Tahir Elçi’nin gözaltına alınması
“Çok hazin, üzücü bir durum. İnsanlar fikirlerini açıklamakta serbest olmalı. Korkmamalı. Ne adli ne idari baskıyla karşılaşmamaları gerekir. Tahir Elçi aynı zamanda benim baromun başkanıdır. Ben Diyarbakır Barosu üyesi bir avukatım. Kendisini çok iyi tanırım. Bırakın PKK üyesi, sempatizanı bile değildir. Bir barış adamıdır. İnsan haklarına inanır ve inandığı şeyleri cesurca söyler. PKK’ye yönelik çok sert eleştirileri olan bir insandır. Fakat terör örgütü olarak görmediğini açıklamıştır. Şiddeti övme anlamında kullanmamıştır bunu. Siz bir organizasyonu terör örgütü olarak tanımlarsanız, onunla mücadele yöntemi başkadır. Bir şiddet organizasyonu, fakat toplumsal temeli olan, halkta bir karşılığı olan bir örgüt gibi görürseniz, o şiddetin çözümünün yolu başkadır. Kendisi görebildiğim kadarıyla bunu anlatmaya çalıştı TV programında. Fakat o fikri önerisine bile tahammül gösterilmedi. Siyasetin emriyle, doğrudan savcılar talimat alarak, siyasetin güdümünde olduklarını göstererek, bir baro başkanının gece yarısı gözaltına aldırıp, İstanbul’a getirttiler. Tahir Bey çıkıp ‘Ben canlı bombayım’ deseydi bu durumda başbakanın tabiriyle ‘O zaman sana karışamayız, çünkü henüz kendini patlatmadın, serbest bırakın’ derlerdi. Siyasallaşmış bir yargıya kimsenin güveni yoktur.

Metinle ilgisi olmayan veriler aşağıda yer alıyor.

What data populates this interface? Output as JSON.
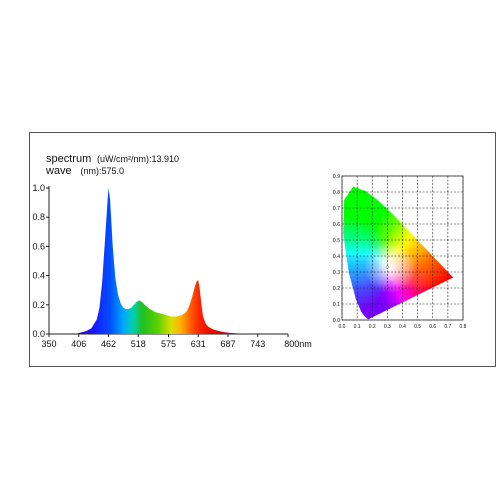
{
  "readouts": {
    "spectrum_name": "spectrum",
    "spectrum_unit": "(uW/cm²/nm):13.910",
    "wave_name": "wave",
    "wave_unit": "(nm):575.0"
  },
  "chart_data": [
    {
      "type": "area",
      "title": "",
      "xlabel": "",
      "ylabel": "",
      "x_tick_labels": [
        "350",
        "406",
        "462",
        "518",
        "575",
        "631",
        "687",
        "743",
        "800nm"
      ],
      "x_ticks": [
        350,
        406,
        462,
        518,
        575,
        631,
        687,
        743,
        800
      ],
      "y_tick_labels": [
        "0.0",
        "0.2",
        "0.4",
        "0.6",
        "0.8",
        "1.0"
      ],
      "y_ticks": [
        0,
        0.2,
        0.4,
        0.6,
        0.8,
        1.0
      ],
      "xlim": [
        350,
        800
      ],
      "ylim": [
        0,
        1.0
      ],
      "grid": false,
      "series": [
        {
          "x": [
            400,
            410,
            420,
            430,
            440,
            445,
            450,
            455,
            460,
            462,
            465,
            470,
            475,
            480,
            485,
            490,
            495,
            500,
            505,
            510,
            515,
            520,
            525,
            530,
            540,
            550,
            560,
            570,
            580,
            590,
            600,
            605,
            610,
            615,
            620,
            625,
            628,
            631,
            634,
            637,
            640,
            645,
            650,
            660,
            670,
            680,
            690,
            700,
            710,
            720,
            730,
            740,
            750
          ],
          "values": [
            0.0,
            0.01,
            0.02,
            0.04,
            0.1,
            0.18,
            0.35,
            0.62,
            0.9,
            1.0,
            0.92,
            0.6,
            0.38,
            0.27,
            0.21,
            0.18,
            0.17,
            0.17,
            0.18,
            0.2,
            0.22,
            0.23,
            0.22,
            0.2,
            0.17,
            0.15,
            0.14,
            0.13,
            0.12,
            0.12,
            0.13,
            0.14,
            0.16,
            0.2,
            0.26,
            0.33,
            0.36,
            0.37,
            0.3,
            0.2,
            0.12,
            0.07,
            0.05,
            0.03,
            0.02,
            0.012,
            0.008,
            0.005,
            0.003,
            0.002,
            0.001,
            0.0005,
            0.0
          ]
        }
      ]
    },
    {
      "type": "scatter",
      "title": "",
      "xlabel": "",
      "ylabel": "",
      "x_tick_labels": [
        "0.0",
        "0.1",
        "0.2",
        "0.3",
        "0.4",
        "0.5",
        "0.6",
        "0.7",
        "0.8"
      ],
      "x_ticks": [
        0,
        0.1,
        0.2,
        0.3,
        0.4,
        0.5,
        0.6,
        0.7,
        0.8
      ],
      "y_tick_labels": [
        "0.0",
        "0.1",
        "0.2",
        "0.3",
        "0.4",
        "0.5",
        "0.6",
        "0.7",
        "0.8",
        "0.9"
      ],
      "y_ticks": [
        0,
        0.1,
        0.2,
        0.3,
        0.4,
        0.5,
        0.6,
        0.7,
        0.8,
        0.9
      ],
      "xlim": [
        0,
        0.8
      ],
      "ylim": [
        0,
        0.9
      ],
      "grid": true,
      "points": [
        {
          "x": 0.3,
          "y": 0.33
        }
      ],
      "locus": {
        "x": [
          0.1741,
          0.1738,
          0.1736,
          0.1733,
          0.1726,
          0.1714,
          0.1689,
          0.1644,
          0.1566,
          0.144,
          0.1241,
          0.0913,
          0.0454,
          0.0082,
          0.0139,
          0.0743,
          0.1547,
          0.2296,
          0.3016,
          0.3731,
          0.4441,
          0.5125,
          0.5752,
          0.627,
          0.6658,
          0.6915,
          0.7079,
          0.719,
          0.726,
          0.73,
          0.7347
        ],
        "y": [
          0.005,
          0.0049,
          0.0049,
          0.0048,
          0.0048,
          0.0051,
          0.0069,
          0.0109,
          0.0177,
          0.0297,
          0.0578,
          0.1327,
          0.295,
          0.5384,
          0.7502,
          0.8338,
          0.8059,
          0.7543,
          0.6923,
          0.6245,
          0.5547,
          0.4866,
          0.4242,
          0.3725,
          0.334,
          0.3083,
          0.292,
          0.2809,
          0.274,
          0.27,
          0.2653
        ]
      }
    }
  ]
}
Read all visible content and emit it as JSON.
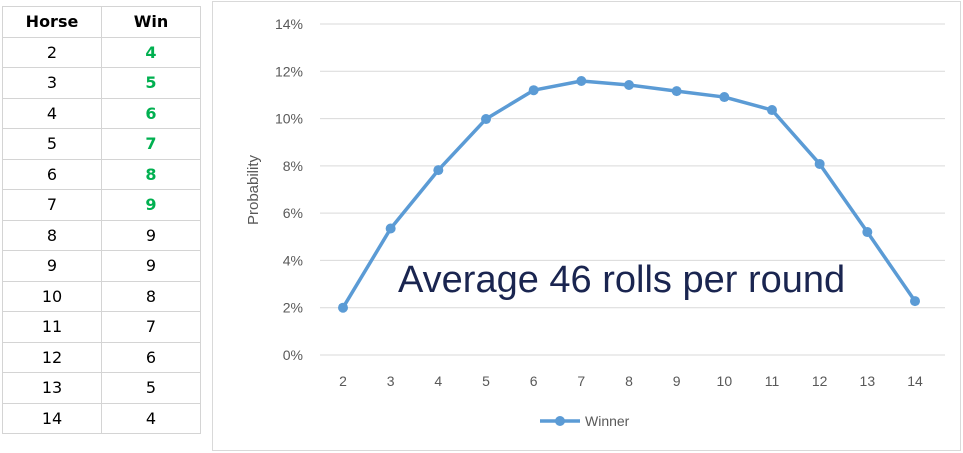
{
  "table": {
    "headers": [
      "Horse",
      "Win"
    ],
    "rows": [
      [
        "2",
        "4"
      ],
      [
        "3",
        "5"
      ],
      [
        "4",
        "6"
      ],
      [
        "5",
        "7"
      ],
      [
        "6",
        "8"
      ],
      [
        "7",
        "9"
      ],
      [
        "8",
        "9"
      ],
      [
        "9",
        "9"
      ],
      [
        "10",
        "8"
      ],
      [
        "11",
        "7"
      ],
      [
        "12",
        "6"
      ],
      [
        "13",
        "5"
      ],
      [
        "14",
        "4"
      ]
    ],
    "highlighted_rows": 6,
    "highlight_color": "#00b050"
  },
  "chart_data": {
    "type": "line",
    "x": [
      2,
      3,
      4,
      5,
      6,
      7,
      8,
      9,
      10,
      11,
      12,
      13,
      14
    ],
    "series": [
      {
        "name": "Winner",
        "color": "#5b9bd5",
        "values": [
          2.0,
          5.35,
          7.82,
          9.98,
          11.2,
          11.59,
          11.42,
          11.16,
          10.91,
          10.36,
          8.08,
          5.2,
          2.28
        ]
      }
    ],
    "ylabel": "Probability",
    "xlabel": "",
    "ylim": [
      0,
      14
    ],
    "yticks": [
      "0%",
      "2%",
      "4%",
      "6%",
      "8%",
      "10%",
      "12%",
      "14%"
    ],
    "xticks": [
      "2",
      "3",
      "4",
      "5",
      "6",
      "7",
      "8",
      "9",
      "10",
      "11",
      "12",
      "13",
      "14"
    ],
    "grid": true,
    "legend": "bottom",
    "annotation": "Average 46 rolls per round"
  }
}
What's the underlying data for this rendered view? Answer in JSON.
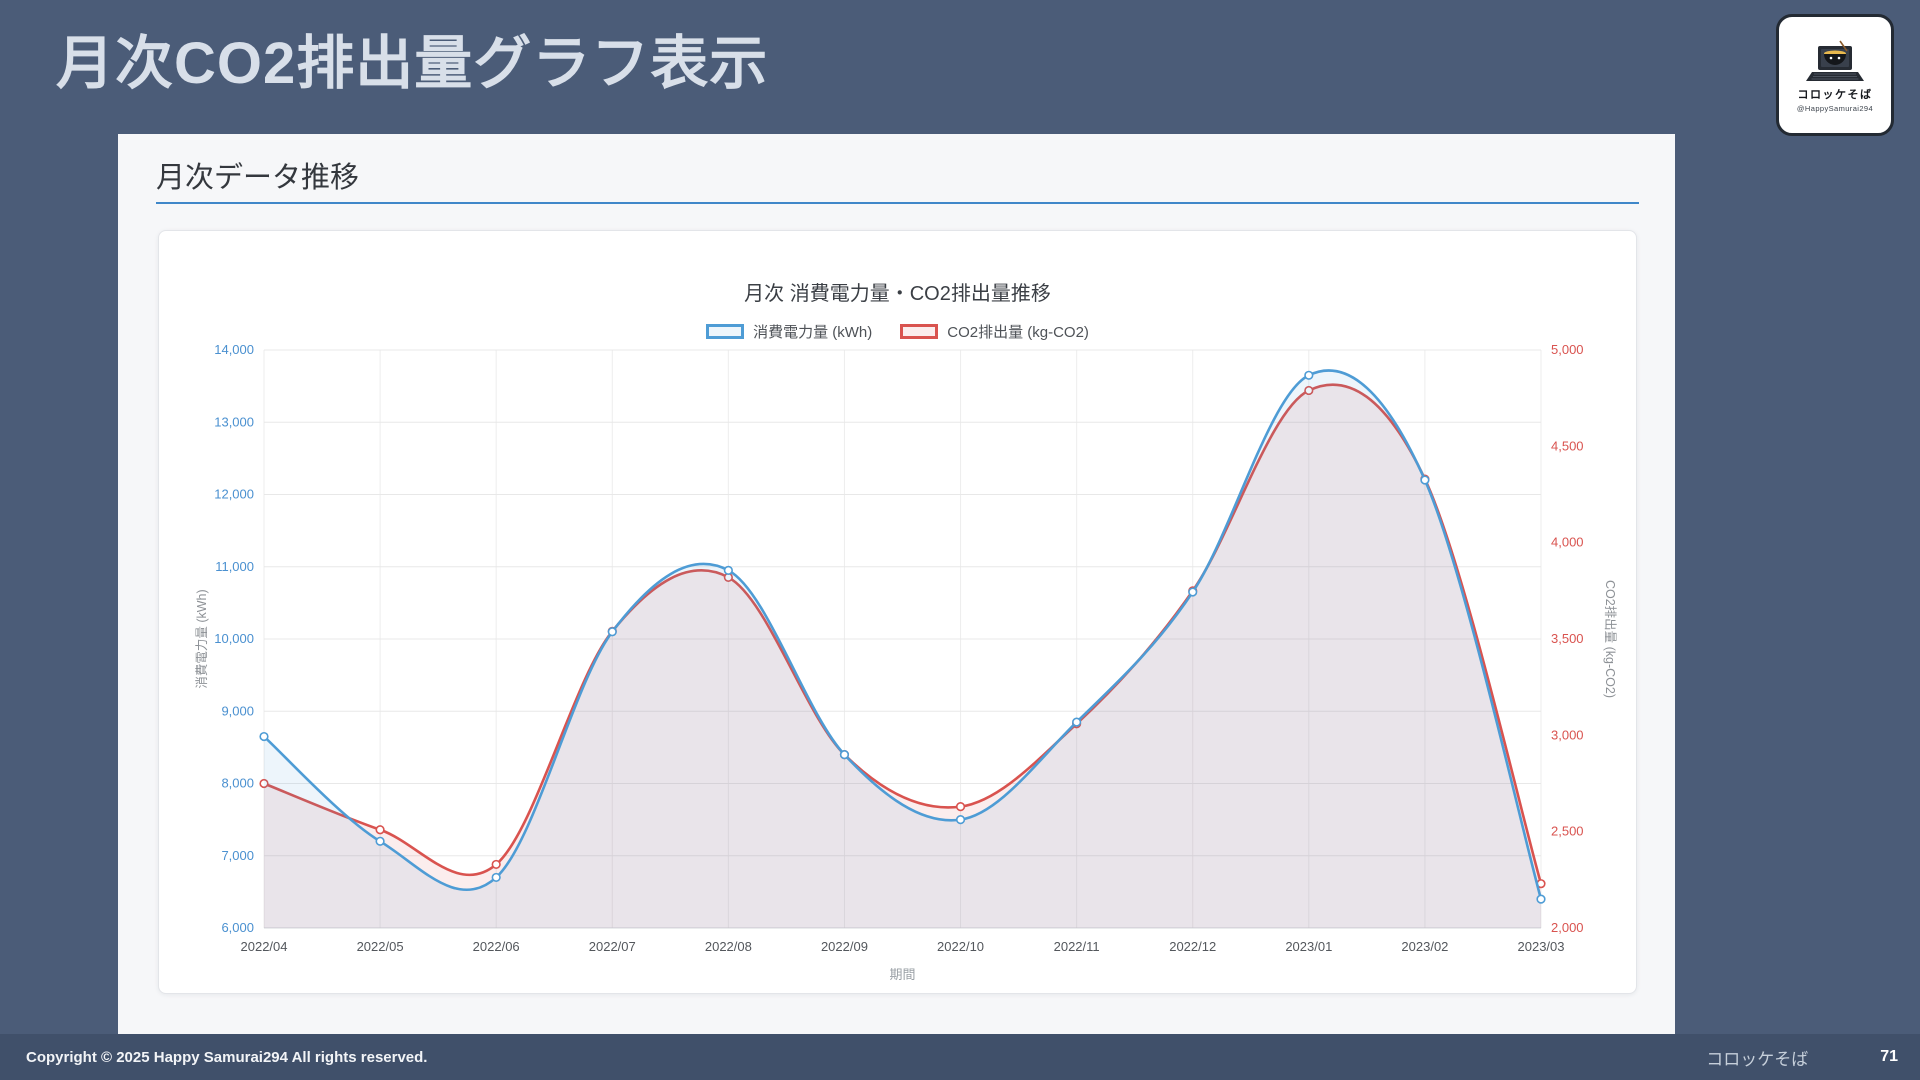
{
  "slide": {
    "title": "月次CO2排出量グラフ表示",
    "logo": {
      "brand": "コロッケそば",
      "handle": "@HappySamurai294"
    },
    "footer": {
      "copyright": "Copyright © 2025 Happy Samurai294 All rights reserved.",
      "brand": "コロッケそば",
      "page": "71"
    }
  },
  "panel": {
    "heading": "月次データ推移"
  },
  "colors": {
    "background": "#4b5c78",
    "accent_rule": "#3f87c9",
    "series_power": "#4e9cd5",
    "series_co2": "#d9534f"
  },
  "chart_data": {
    "type": "line",
    "title": "月次 消費電力量・CO2排出量推移",
    "xlabel": "期間",
    "grid": true,
    "legend_position": "top",
    "x": [
      "2022/04",
      "2022/05",
      "2022/06",
      "2022/07",
      "2022/08",
      "2022/09",
      "2022/10",
      "2022/11",
      "2022/12",
      "2023/01",
      "2023/02",
      "2023/03"
    ],
    "series": [
      {
        "name": "消費電力量 (kWh)",
        "axis": "left",
        "color": "#4e9cd5",
        "fill": "rgba(78,156,213,0.10)",
        "values": [
          8650,
          7200,
          6700,
          10100,
          10950,
          8400,
          7500,
          8850,
          10650,
          13650,
          12200,
          6400
        ]
      },
      {
        "name": "CO2排出量 (kg-CO2)",
        "axis": "right",
        "color": "#d9534f",
        "fill": "rgba(217,83,79,0.10)",
        "values": [
          2750,
          2510,
          2330,
          3540,
          3820,
          2900,
          2630,
          3060,
          3750,
          4790,
          4330,
          2230
        ]
      }
    ],
    "left_axis": {
      "label": "消費電力量 (kWh)",
      "min": 6000,
      "max": 14000,
      "step": 1000,
      "ticks": [
        "6,000",
        "7,000",
        "8,000",
        "9,000",
        "10,000",
        "11,000",
        "12,000",
        "13,000",
        "14,000"
      ]
    },
    "right_axis": {
      "label": "CO2排出量 (kg-CO2)",
      "min": 2000,
      "max": 5000,
      "step": 500,
      "ticks": [
        "2,000",
        "2,500",
        "3,000",
        "3,500",
        "4,000",
        "4,500",
        "5,000"
      ]
    }
  }
}
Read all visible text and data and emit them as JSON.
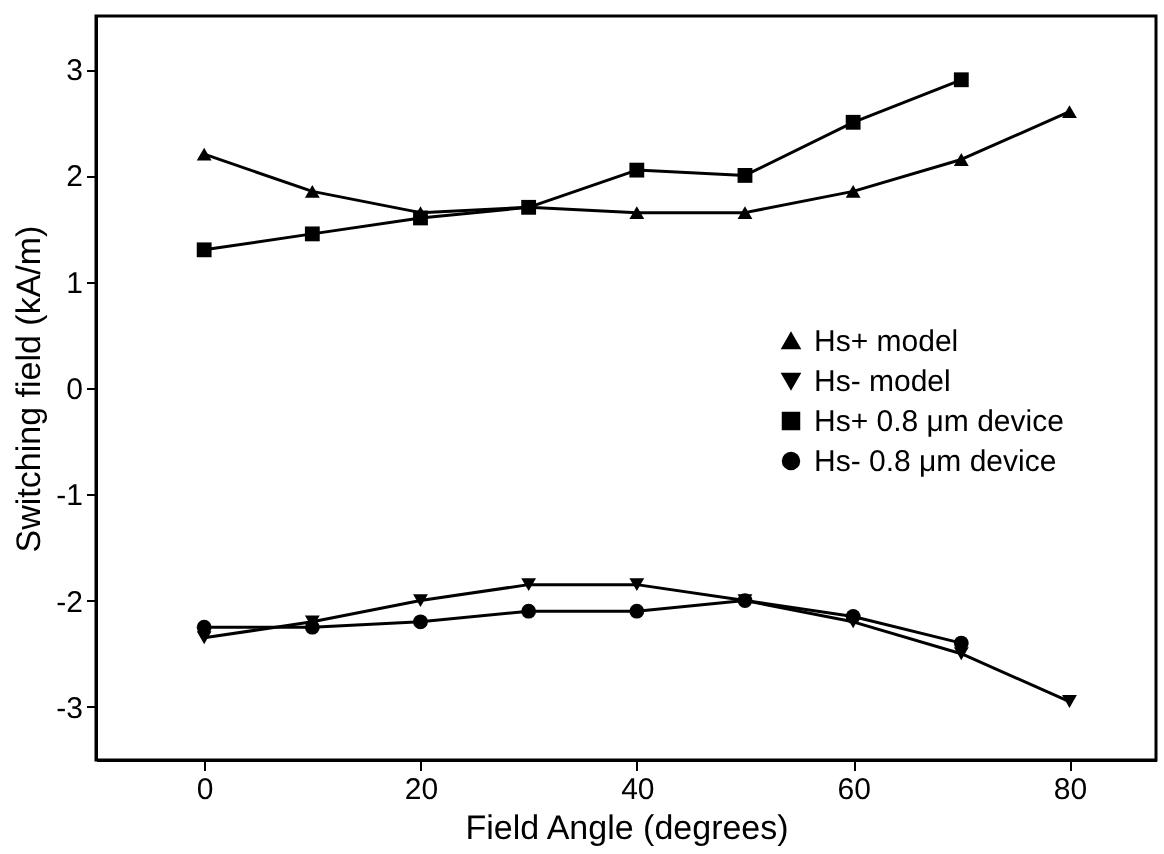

Tahir Elçi’nin ifadesini almaya çalışan savcılar 2 Kasım’dan itibaren sakın ola ki, ‘Biz efendim anlayamadık, yanlış yaptık’ demeye çalışmasınlar, 2 Kasım’da artık arkalarında bir tek parti hükümeti olmayacak. Hukuk karşısında hepsinden hesap sorulacaktır. Talimat alan savcılar, talimatla karar veren mahkemeler, hepsiyle ilgili soruşturmaların başlatılması için elimizden geleni yapacağız. Sakın ola ki onlar da, önceki savcılar gibi ülkeyi terk etmeye kalkmasınlar.”